Trump’s ban has been wildly unpopular, with seven in ten Americans in favor of letting transgender individuals serve, according to a Gallup poll conducted in 2019. Even among cisgender military members, two-thirds of those surveyed in a 2020 University of California, Los Angeles poll said they supported an inclusive policy versus Trump’s discriminatory ban.

In addition to rescinding the ban imposed by Trump, Biden’s executive order will also require corrections to the records of military personnel who were harmed by the former president’s restrictive and discriminatory order. According to a fact sheet produced by the White House, the new order will start the process of “identification and examination of the records of service members who have been involuntarily separated, discharged, or denied reenlistment or continuation of service on the basis of gender identity.”

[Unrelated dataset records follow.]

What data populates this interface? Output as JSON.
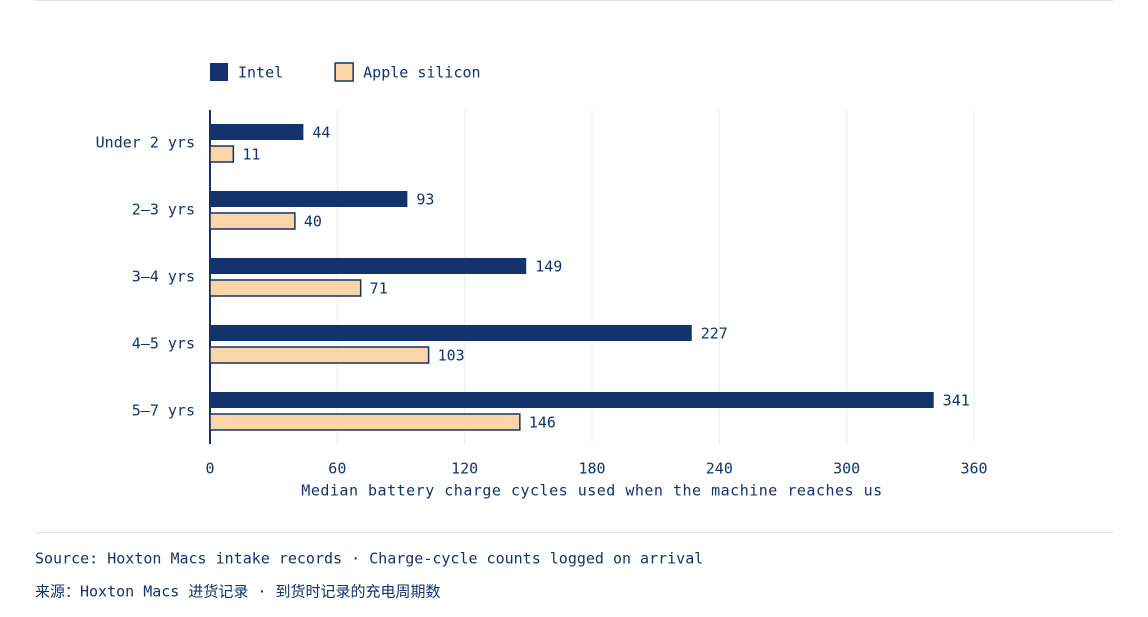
{
  "chart_data": {
    "type": "barh",
    "categories": [
      "Under 2 yrs",
      "2–3 yrs",
      "3–4 yrs",
      "4–5 yrs",
      "5–7 yrs"
    ],
    "series": [
      {
        "name": "Intel",
        "color": "#12336b",
        "values": [
          44,
          93,
          149,
          227,
          341
        ]
      },
      {
        "name": "Apple silicon",
        "color": "#fbd5a8",
        "values": [
          11,
          40,
          71,
          103,
          146
        ]
      }
    ],
    "xlabel": "Median battery charge cycles used when the machine reaches us",
    "xlim": [
      0,
      360
    ],
    "xticks": [
      0,
      60,
      120,
      180,
      240,
      300,
      360
    ],
    "grid": true,
    "footnotes": [
      "Source: Hoxton Macs intake records · Charge-cycle counts logged on arrival",
      "来源：Hoxton Macs 进货记录 · 到货时记录的充电周期数"
    ]
  }
}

Per figures produced by the National Center for Transgender Equality and the Transgender American Veterans Association, the order from Biden will affect as many as 15,000 service members.

Although many are lauding the lifting of the ban as a civil rights victory, some have questioned whether seeking such “wins” through the military might have negative or unintended consequences for the LGBTQ community. Matthew Byrne, a queer graduate student in sociology at the University of California, Riverside, who studies the intersections of gender, sexuality and militarism, pointed out in an article for Truthout in February 2019 that,

Though advocating for the civil right of military enlistment may seem like a solution to inequality and violence against LGBT people, it is a Pyrrhic victory that is damaging in the long run. The military must not be our singular path to liberation. More important than protecting LGBT people’s civil right to enlist is ensuring everyone’s human right to not need to enlist.

“Government decisions on this topic mainly reflect whether the state sees trans folks as instrumental to the project of hegemony or as an affront to ‘American values,'” Sydney Roberts, a queer, nonbinary labor rights activist, said in an article for Truthout after Trump’s ban was initially announced in 2017.